Oh, Fanny, se solo tu sapessi! Siamo stati creati esattamente per questo genere di sofferenze. Alla fin fine, è tutto ciò che siamo, limpide pozze di autocoscienza fra scroscianti ondate di dolore. Siamo destinati e progettati per portare con noi il dolore, stringendolo al ventre come il giovane ladro spartano che nascondeva un cucciolo di lupo, in modo che possa sbranarci le viscere. Quale altra creatura nell'ampio dominio di Dio porterebbe il ricordo di te, Fanny, polvere da novecento anni, e se ne lascerebbe divorare, anche se la consunzione fa lo stesso lavoro con spontanea efficienza?

Le parole mi assalgono. Il pensiero di libri mi fa star male. La poesia mi risuona nella mente; se avessi il potere di scacciarla, lo farei all'istante.

Martin Sileno: ti odo, sulla tua vivente croce di spine. Reciti poesie come un mantra e intanto ti domandi quale dio dantesco ti abbia condannato a un posto simile. Una volta dicesti… ero lì, con la mente, quando raccontavi agli altri la tua storia!… dicesti:

"Essere un poeta, mi resi conto, un poeta vero, significava diventare l'Avatar incarnato dell'umanità; accettare il manto di poeta equivaleva a portare la croce del Figlio dell'Uomo, a sopportare le doglie del parto dell'Anima Madre dell'Umanità.

"Essere un poeta vero è diventare Dio".

Bene, Martin, vecchio collega, vecchio amico, tu porti la croce e sopporti le doglie, ma sei forse più vicino a diventare Dio?
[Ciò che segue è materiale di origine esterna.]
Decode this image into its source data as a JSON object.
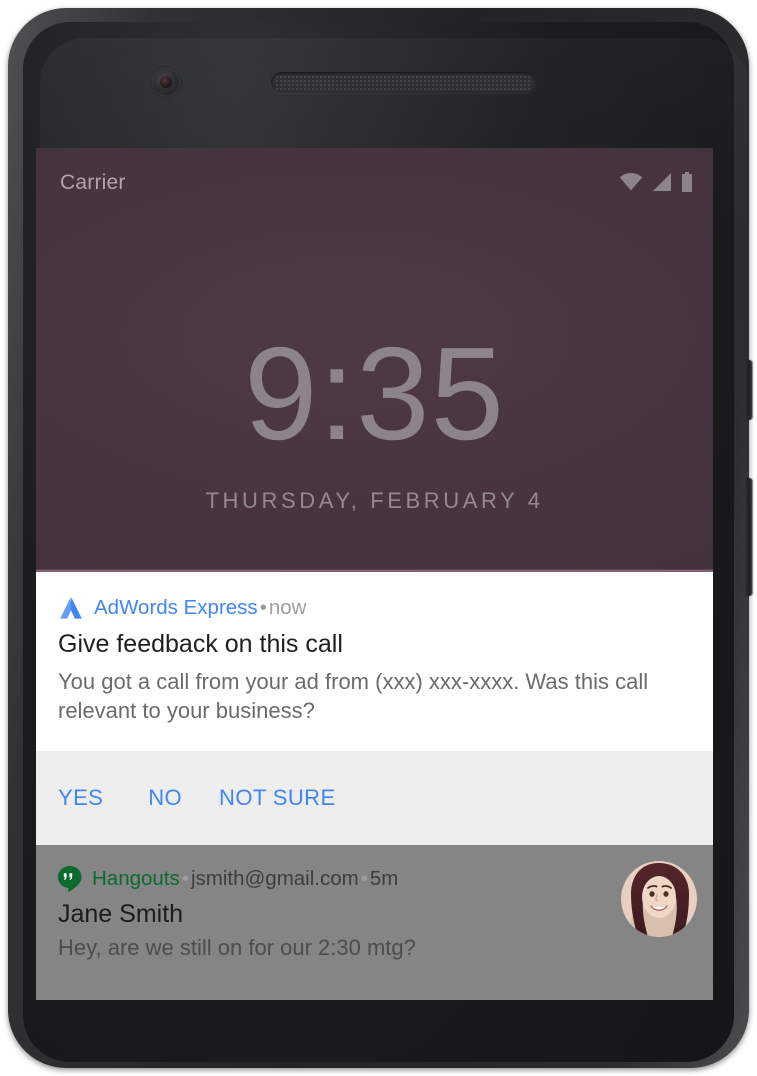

O ti senti soltanto un povero idiota che ha un giavellotto di tre metri conficcato nel ventre e senti il freddo acciaio dove soleva esserci il fegato? Fa male, vero? Sento il tuo dolore. Sento il mio dolore.

Alla fin fine, non importa un fico. Pensavamo di essere speciali, di aprire le nostre percezioni, di affilare la nostra empatia, di versare sulla pista da ballo del linguaggio quel calderone di dolore condiviso e poi cercare di rendere un minuetto tutta quella caotica sofferenza. Non importa un fico. Non siamo l'Avatar, non siamo il figlio di dio o dell'uomo. Siamo soltanto noi stessi: scribacchiamo le nostre immagini barocche da soli, leggiamo da soli, moriamo da soli.